Haematologica. 2007 Jan;92(1):35-41. doi: 10.3324/haematol.10661.
Response to pre-transplant salvage chemotherapy remains the most important prognostic factor for outcome in refractory or relapsed Hodgkin's lymphoma. Results of a new induction regimen are reported in terms of response rates, toxicity, and stem cell mobilization.
Ninety-one patients with refractory or relapsed Hodgkin's lymphoma were treated prospectively with a salvage regimen consisting of ifosfamide 2000 mg/m2 on days 1 to 4, gemcitabine 800 mg/m2 on days 1 and 4, vinorelbine 20 mg/m2 on day 1, and prednisolone 100 mg on days 1 to 4 (IGEV).
Forty-nine patients (53.8%) achieved a complete remission and 25 (27.5%) a partial response for an overall response rate of 81.3%. In the multivariate analysis response to the last chemotherapy (p<0.0001) and involvement of > or =3 sites (p<0.049) were the most important prognostic factors for response.
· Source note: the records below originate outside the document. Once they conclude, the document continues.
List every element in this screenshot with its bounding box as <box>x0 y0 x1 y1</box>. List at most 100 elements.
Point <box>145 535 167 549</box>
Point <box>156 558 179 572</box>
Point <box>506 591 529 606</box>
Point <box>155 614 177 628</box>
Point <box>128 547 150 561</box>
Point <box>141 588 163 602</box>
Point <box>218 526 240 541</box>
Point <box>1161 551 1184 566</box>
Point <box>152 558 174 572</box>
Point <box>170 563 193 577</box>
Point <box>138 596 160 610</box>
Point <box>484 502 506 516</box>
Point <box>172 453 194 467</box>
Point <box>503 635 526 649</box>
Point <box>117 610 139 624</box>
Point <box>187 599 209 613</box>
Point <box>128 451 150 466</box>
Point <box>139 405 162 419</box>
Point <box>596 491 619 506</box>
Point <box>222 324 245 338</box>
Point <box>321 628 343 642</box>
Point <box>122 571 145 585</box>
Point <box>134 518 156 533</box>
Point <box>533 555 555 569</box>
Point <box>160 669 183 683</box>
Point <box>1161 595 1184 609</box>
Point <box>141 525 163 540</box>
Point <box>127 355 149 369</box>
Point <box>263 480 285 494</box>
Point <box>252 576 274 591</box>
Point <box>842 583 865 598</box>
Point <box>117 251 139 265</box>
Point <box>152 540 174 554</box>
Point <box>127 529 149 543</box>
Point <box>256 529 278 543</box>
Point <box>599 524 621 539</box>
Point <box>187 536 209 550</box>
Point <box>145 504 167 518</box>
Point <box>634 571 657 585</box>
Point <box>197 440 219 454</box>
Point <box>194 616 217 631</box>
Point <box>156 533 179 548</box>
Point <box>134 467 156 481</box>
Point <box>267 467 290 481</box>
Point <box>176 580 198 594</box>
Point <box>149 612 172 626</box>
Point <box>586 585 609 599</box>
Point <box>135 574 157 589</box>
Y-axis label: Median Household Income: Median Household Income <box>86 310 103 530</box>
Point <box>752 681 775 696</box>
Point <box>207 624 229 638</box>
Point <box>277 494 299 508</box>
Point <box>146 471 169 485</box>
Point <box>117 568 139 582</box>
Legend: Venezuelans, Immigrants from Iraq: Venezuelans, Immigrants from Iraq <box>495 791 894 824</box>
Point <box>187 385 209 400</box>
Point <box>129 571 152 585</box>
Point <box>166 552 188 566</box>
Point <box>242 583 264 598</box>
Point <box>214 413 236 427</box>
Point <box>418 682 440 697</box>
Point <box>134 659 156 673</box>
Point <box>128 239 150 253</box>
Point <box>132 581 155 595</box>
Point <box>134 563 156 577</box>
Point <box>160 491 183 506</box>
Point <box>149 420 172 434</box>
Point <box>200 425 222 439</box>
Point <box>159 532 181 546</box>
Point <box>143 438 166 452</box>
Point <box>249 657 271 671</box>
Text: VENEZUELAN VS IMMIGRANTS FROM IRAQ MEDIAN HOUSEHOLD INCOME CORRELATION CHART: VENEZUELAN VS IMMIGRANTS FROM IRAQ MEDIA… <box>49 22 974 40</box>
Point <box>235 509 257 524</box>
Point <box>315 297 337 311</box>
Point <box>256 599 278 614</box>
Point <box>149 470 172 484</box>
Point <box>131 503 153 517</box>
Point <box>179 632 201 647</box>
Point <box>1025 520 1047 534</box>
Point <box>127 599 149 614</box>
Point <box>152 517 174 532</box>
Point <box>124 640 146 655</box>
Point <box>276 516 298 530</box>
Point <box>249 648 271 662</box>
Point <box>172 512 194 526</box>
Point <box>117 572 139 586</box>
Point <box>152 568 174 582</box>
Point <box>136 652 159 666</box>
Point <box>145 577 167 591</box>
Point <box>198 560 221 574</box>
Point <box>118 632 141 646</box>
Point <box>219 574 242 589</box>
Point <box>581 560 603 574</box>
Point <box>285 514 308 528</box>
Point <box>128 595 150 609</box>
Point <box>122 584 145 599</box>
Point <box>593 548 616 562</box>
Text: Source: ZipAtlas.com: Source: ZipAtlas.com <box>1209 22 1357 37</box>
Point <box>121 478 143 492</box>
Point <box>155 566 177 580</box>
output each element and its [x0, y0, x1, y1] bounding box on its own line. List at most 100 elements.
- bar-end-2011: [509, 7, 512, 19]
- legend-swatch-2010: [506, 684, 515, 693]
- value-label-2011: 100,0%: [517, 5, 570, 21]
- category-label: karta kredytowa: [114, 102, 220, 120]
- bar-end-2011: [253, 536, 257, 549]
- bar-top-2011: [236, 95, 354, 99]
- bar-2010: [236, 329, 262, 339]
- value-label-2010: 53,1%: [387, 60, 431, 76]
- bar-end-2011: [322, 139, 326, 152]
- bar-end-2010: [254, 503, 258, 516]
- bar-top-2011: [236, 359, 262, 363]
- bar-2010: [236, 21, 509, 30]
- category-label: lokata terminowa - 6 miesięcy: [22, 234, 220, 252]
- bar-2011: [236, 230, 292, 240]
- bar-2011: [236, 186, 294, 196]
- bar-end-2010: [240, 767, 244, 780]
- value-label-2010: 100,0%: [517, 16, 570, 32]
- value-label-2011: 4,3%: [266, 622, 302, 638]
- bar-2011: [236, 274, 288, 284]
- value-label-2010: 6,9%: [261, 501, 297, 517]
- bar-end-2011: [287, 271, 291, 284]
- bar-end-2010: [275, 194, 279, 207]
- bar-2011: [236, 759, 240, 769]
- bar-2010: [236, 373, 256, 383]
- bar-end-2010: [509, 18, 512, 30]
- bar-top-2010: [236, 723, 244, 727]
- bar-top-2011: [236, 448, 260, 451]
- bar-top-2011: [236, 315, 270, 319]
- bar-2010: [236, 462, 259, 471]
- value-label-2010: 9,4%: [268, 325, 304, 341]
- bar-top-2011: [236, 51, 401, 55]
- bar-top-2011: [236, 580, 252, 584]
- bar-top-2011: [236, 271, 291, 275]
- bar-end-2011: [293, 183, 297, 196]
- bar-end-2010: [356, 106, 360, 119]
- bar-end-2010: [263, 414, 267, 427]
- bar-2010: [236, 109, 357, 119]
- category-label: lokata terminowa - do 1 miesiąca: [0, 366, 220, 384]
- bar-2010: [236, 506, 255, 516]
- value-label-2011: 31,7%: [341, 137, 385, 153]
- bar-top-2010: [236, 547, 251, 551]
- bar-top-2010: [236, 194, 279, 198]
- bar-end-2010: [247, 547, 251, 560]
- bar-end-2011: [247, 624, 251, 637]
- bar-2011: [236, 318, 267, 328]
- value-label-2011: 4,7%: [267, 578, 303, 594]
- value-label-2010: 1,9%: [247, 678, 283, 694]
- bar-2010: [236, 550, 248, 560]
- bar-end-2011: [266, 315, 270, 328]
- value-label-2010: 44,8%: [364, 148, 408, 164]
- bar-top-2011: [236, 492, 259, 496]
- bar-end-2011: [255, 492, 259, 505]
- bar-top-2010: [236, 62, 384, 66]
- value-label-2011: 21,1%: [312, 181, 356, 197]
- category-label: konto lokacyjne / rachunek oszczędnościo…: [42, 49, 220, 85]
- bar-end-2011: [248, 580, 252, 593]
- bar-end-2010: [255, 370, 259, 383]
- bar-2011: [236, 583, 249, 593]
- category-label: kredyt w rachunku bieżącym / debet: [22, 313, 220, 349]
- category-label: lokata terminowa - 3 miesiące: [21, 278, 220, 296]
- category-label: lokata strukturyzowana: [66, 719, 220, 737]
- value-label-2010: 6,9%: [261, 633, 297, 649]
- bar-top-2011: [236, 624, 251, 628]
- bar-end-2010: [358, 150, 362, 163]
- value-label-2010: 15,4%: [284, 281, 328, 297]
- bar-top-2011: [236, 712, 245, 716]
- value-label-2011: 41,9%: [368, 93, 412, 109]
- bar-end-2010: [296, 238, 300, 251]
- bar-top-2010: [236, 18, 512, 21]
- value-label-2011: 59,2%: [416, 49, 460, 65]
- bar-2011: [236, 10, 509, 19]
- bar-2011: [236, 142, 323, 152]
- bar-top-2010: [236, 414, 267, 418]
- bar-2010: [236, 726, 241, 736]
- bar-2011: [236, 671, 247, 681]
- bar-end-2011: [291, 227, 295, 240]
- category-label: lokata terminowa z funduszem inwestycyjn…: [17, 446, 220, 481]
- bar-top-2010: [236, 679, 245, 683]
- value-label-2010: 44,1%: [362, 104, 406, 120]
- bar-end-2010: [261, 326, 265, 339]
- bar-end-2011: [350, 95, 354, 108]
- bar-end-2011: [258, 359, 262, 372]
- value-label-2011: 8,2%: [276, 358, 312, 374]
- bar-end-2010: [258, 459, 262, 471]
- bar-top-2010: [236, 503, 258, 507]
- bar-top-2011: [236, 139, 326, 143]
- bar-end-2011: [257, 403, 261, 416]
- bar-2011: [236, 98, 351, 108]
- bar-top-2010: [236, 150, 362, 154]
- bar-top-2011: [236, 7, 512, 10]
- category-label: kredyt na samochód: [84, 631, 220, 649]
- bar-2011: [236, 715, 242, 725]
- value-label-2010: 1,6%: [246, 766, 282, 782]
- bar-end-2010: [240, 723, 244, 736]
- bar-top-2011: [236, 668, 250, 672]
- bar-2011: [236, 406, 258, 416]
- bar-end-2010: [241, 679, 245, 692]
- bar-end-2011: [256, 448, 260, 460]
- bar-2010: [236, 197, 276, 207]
Adequate CD34+ cell collection was achieved in 78 out of 79 (98.7%) mobilized patients. So far, no treatment-related death has been documented. Thirteen (4.2%) and 27 (8.6%) out of 313 evaluated cycles had to be delayed or reduced, respectively, mainly because of neutropenia and thrombocytopenia. No grade 4 non-hematologic toxicity was observed, except for one episode of mucositis.
The high response rate, in particular the complete remission rate, the low toxicity profile, and the very high mobilizing potential of the IGEV regimen strongly suggest that patients with relapsed/refractory Hodgkin's lymphoma may benefit from the use of this salvage induction regimen.
对于难治性或复发性霍奇金淋巴瘤,移植前挽救化疗的反应仍然是影响预后的最重要因素。本文报告了一种新诱导方案在缓解率、毒性和干细胞动员方面的结果。
91例难治性或复发性霍奇金淋巴瘤患者接受了前瞻性挽救方案治疗,该方案包括第1至4天使用异环磷酰胺2000mg/m²、第1天和第4天使用吉西他滨800mg/m²、第1天使用长春瑞滨20mg/m²以及第1至4天使用泼尼松龙100mg(IGEV)。
49例患者(53.8%)达到完全缓解,25例(27.5%)达到部分缓解,总缓解率为81.3%。多因素分析显示,对末次化疗的反应(p<0.0001)和累及≥3个部位(p<0.049)是反应的最重要预后因素。79例动员患者中有78例(98.7%)成功采集到足够的CD34+细胞。迄今为止,尚无治疗相关死亡记录。在313个评估周期中,分别有13个(4.2%)和27个(8.6%)周期因中性粒细胞减少和血小板减少而不得不延迟或减量。除1例粘膜炎外,未观察到4级非血液学毒性。
IGEV方案的高缓解率,尤其是完全缓解率、低毒性以及极高的动员潜力强烈提示,复发/难治性霍奇金淋巴瘤患者可能从该挽救诱导方案中获益。